According to Verizon Wireless’ federal complaint against Camden County and its board of commissioners, the telecommunications company and those acting on its behalf did everything they were supposed to do to facilitate the construction of a 199-foot telecom tower off Harriets Bluff Road.

Instead, the county commissioners voted unanimously to put the kibosh on those plans, and in doing so Verizon’s lawyer argues the county broke federal law.

The proposed tower’s location is in an area northeast of the intersection of Harriets Bluff Road and Proctor Drive, where Verizon states the lack of overlapping tower coverage makes it hard for residents and visitors to that area of the county to receive a wireless signal indoors, and leaves the Elliotts Bluff site with having to handle more capacity than it should.

The county planning commission gave initial approval to the project, and it came up for a vote Dec. 3 and the county board of commissioners meeting. According to the complaint, a Verizon representative “presented substantial evidence showing how the Sadlers Landing site would fit into the existing network of Verizon Wireless telecommunications sites in the area,” “was the only site available that would provide coverage needed to develop the network and close a significant gap in coverage and capacity” and “needed to relieve capacity congestion on the existing telecommunications sites.”
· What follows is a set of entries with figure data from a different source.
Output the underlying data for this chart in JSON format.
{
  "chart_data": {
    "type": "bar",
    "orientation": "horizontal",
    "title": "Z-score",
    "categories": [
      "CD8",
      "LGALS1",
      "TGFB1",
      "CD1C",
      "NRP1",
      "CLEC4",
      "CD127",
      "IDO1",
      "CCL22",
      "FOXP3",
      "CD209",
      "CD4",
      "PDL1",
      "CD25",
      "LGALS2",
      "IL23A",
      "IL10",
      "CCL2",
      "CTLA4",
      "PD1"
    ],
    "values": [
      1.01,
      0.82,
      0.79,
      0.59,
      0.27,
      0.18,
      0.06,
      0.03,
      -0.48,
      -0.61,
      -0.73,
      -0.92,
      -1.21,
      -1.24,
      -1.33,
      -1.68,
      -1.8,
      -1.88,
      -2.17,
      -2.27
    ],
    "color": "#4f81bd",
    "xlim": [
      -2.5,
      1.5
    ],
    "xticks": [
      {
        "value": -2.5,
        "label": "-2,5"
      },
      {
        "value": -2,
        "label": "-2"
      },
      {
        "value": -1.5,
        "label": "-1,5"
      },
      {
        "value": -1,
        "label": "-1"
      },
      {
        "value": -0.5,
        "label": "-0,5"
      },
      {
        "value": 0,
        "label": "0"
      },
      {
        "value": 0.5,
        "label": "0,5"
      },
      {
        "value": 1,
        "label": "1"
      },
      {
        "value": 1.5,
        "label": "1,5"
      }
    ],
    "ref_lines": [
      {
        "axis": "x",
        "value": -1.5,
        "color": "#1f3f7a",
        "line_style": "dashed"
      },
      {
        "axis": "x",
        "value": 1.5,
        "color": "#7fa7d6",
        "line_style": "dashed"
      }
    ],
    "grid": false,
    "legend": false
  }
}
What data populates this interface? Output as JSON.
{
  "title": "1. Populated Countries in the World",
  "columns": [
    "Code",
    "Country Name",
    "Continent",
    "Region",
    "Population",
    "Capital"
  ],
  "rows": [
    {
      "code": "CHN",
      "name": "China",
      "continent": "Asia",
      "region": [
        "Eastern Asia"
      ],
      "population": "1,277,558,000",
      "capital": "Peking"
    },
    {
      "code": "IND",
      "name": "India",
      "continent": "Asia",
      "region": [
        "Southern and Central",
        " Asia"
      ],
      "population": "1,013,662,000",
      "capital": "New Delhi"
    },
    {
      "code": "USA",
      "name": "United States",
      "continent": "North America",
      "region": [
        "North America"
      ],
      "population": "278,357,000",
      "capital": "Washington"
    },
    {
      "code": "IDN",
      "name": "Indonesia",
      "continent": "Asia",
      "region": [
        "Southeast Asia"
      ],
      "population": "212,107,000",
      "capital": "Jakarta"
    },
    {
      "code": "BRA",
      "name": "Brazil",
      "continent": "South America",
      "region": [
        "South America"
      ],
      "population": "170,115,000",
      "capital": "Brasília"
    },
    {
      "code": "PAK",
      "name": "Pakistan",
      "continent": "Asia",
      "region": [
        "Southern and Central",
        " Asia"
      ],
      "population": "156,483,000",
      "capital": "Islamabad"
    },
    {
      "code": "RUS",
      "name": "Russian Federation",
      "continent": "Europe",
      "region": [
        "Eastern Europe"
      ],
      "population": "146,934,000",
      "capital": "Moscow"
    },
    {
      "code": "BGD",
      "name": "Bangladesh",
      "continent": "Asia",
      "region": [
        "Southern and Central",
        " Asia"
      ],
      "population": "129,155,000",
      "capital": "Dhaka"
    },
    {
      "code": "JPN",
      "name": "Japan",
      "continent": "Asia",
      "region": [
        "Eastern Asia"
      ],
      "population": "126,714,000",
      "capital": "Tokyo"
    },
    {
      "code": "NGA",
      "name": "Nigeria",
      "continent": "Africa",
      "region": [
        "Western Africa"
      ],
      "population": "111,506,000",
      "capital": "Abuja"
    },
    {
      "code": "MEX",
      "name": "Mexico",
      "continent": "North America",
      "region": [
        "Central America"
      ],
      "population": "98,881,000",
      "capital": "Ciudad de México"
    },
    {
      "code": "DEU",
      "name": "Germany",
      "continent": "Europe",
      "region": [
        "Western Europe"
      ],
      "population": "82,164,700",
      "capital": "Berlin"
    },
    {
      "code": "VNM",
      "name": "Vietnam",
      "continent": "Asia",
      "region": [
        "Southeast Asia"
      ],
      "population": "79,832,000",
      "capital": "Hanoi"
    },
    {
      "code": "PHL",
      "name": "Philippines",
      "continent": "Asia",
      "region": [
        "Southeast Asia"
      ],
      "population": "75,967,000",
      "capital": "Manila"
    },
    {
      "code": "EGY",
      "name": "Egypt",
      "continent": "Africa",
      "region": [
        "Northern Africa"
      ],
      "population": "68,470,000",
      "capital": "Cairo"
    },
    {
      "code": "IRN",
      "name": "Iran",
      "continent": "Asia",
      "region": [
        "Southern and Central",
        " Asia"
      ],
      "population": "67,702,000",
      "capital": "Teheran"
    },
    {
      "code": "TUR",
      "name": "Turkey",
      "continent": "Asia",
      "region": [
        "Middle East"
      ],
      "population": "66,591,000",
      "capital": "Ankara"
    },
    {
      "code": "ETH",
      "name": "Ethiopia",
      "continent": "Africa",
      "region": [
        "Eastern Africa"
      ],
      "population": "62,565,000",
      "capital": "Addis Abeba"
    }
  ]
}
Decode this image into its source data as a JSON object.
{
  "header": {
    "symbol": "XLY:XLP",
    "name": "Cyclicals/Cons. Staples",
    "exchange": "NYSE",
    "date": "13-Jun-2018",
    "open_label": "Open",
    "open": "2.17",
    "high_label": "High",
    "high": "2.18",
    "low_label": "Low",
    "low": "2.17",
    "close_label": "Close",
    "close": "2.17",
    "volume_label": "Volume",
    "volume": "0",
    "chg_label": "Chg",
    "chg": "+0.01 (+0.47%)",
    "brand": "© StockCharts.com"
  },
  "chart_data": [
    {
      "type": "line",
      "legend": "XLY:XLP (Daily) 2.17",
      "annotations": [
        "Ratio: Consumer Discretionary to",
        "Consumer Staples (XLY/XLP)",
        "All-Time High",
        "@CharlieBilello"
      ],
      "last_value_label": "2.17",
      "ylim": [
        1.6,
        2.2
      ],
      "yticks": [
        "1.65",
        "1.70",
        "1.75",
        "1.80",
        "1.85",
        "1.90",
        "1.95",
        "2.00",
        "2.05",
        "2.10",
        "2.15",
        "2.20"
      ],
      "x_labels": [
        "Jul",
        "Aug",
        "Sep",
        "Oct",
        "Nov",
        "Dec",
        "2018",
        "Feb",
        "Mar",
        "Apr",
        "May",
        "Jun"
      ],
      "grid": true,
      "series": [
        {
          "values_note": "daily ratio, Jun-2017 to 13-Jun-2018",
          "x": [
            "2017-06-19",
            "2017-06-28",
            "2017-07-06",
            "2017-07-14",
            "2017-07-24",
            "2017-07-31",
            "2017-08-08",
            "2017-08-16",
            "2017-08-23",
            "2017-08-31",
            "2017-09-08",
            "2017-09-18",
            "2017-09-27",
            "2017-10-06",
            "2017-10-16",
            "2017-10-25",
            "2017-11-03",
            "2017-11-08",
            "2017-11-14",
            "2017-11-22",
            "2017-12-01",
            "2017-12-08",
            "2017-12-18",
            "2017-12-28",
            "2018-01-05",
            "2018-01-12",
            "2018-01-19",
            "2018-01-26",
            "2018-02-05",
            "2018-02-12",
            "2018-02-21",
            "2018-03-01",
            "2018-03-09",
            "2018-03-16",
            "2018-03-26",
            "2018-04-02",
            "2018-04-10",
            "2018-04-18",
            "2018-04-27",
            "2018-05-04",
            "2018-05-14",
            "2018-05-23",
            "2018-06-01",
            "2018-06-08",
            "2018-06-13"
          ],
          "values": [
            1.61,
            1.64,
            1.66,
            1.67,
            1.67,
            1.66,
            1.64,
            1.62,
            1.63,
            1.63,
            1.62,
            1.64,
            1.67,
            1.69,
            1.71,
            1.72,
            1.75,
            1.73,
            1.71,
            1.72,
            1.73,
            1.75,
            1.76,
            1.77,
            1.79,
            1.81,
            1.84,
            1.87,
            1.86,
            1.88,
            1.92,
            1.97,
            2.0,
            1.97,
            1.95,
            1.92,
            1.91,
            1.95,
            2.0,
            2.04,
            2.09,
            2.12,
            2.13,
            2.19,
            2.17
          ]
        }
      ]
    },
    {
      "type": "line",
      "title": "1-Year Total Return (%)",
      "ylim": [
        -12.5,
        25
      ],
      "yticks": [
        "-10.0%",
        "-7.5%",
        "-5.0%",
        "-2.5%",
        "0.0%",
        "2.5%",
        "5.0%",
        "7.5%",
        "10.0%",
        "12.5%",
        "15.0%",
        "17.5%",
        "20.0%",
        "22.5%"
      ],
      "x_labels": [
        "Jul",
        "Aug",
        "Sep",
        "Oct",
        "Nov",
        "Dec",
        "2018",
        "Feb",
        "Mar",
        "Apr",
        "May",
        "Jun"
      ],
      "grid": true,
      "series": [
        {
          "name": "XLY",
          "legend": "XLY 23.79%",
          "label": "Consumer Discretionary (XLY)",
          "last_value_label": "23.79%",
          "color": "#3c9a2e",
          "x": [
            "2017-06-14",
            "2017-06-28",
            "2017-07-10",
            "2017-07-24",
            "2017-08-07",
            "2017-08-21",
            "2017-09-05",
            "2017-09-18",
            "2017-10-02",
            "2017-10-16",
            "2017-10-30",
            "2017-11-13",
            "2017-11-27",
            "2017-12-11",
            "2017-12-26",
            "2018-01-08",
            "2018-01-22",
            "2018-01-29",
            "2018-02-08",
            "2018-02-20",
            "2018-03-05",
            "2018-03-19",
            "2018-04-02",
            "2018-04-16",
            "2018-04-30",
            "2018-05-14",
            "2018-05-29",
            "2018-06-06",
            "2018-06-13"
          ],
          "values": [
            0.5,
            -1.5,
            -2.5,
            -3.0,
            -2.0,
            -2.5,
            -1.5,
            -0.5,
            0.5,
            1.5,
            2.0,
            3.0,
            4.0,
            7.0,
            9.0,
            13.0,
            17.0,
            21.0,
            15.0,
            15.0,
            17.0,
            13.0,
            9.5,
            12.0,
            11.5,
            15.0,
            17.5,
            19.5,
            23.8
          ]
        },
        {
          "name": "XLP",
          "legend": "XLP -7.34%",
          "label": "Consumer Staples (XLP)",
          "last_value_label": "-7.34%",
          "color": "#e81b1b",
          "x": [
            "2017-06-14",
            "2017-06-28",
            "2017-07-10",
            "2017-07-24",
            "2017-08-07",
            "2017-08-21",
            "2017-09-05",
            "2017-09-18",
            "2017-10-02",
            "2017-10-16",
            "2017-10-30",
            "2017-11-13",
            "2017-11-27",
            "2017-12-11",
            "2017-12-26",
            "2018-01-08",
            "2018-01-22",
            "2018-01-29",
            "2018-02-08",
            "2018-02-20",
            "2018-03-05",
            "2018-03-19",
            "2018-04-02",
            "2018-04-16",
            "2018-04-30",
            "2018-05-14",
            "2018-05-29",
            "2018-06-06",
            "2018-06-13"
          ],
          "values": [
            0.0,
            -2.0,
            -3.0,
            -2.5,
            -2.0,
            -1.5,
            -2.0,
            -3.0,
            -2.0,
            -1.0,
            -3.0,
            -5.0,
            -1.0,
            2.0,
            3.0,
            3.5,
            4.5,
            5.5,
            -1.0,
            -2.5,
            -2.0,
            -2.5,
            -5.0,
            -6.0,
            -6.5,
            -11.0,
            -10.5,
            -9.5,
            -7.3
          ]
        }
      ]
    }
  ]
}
Verizon argues that the four local residents who spoke against the project “gave subjective and unsubstantiated opinions” regarding radio frequency emissions and “negative impacts on the landscape,” but that the county isn’t allowed to regulate the placement of telecom structures based on “environmental and health effects of radio frequency emissions.”

Indeed, the federal law cited states, “No state or local government or instrumentality thereof may regulate the placement, construction and modification of personal wireless service facilities on the basis of the environmental effects of radio frequency emissions to the extent that such facilities comply with the (Federal Communications Commission)’s regulations concerning such emissions.”

The general idea of the Telecommunications Act of 1996, as cited in the lawsuit, is to remove barriers to wireless services expansion, to the point of also preventing those barriers.

The law states, “The regulation of the placement, construction and modification of personal wireless services facilities by any state or local government or instrumentality thereof (I) shall not unreasonably discriminate among providers of functionally equivalent services and (II) shall not prohibit or have the effect of prohibiting the provision of personal wireless services.”

Not only does Verizon argue the company, by satisfying all the regulatory requirements, should have received permission to build the tower, it suggests the county’s denial was deficient because it didn’t — as also required by law — provide substantial evidence in a written record as to why the permit should be denied.

According to the complaint, the extent to which the denial was explained was a Dec. 4 letter from the Camden County Office of Planning and Development that stated the commissioners denied the special use permit because of “the impact of the proposed tower upon the scenic views and visual quality of the surrounding area.”

The county had not filed an answer to the complaint as of press time Monday.